At this point `encoded` would be updated again and look like

`$argon2id$v=19$m=65536,t=2,p=4$44X+dwU+aSS85Kl1qH3/Jg$n/tQoAtx/I/Rt9BXHH9tScshWucltPPmB0HBLVtXCq0`

You'll see that the `t=2` parameter is updated as well as the resulting

salt and hash. A new salt is always obtained during hashing.



The full example is also part of the [Go documentation](https://pkg.go.dev/github.com/zitadel/passwap#example-package).



## Supported Go Versions



For security reasons, we only support and recommend the use of one of the latest two Go versions (:white_check_mark:).  

Versions that also build are marked with :warning:.



| Version | Supported          |

| ------- | ------------------ |

| <1.18   | :x:                |

| 1.18    | :warning:          |

| 1.19    | :warning:          |

| 1.20    | :white_check_mark: |

| 1.21    | :white_check_mark: |



## License



The full functionality of this library is and stays open source and free to use for everyone. Visit

our [website](https://zitadel.com) and get in touch.

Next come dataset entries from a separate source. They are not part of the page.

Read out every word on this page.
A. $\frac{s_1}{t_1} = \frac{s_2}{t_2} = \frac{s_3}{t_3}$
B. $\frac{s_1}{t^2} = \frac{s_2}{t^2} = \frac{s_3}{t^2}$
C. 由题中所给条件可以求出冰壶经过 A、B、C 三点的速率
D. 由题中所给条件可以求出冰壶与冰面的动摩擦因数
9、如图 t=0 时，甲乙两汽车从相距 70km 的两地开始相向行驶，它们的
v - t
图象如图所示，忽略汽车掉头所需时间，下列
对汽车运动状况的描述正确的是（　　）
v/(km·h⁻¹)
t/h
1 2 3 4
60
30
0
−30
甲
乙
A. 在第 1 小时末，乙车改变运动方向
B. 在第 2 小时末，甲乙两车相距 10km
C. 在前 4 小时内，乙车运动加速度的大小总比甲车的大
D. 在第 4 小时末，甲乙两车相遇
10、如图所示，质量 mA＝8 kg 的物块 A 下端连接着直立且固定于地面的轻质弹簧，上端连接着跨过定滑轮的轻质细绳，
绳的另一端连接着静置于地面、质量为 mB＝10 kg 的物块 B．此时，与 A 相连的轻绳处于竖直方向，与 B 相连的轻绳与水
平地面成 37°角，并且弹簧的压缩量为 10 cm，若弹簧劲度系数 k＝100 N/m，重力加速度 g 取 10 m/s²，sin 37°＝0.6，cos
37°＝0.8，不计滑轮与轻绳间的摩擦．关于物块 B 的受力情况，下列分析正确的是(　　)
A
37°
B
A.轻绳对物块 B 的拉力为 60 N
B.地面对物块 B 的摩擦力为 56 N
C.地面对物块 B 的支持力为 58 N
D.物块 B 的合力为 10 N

See the exact licensing terms [here](LICENSE)



Unless required by applicable law or agreed to in writing, software distributed under the License is distributed on an

"AS IS" BASIS, WITHOUT WARRANTIES OR CONDITIONS OF ANY KIND, either express or implied. See the License for the specific

language governing permissions and limitations under the License.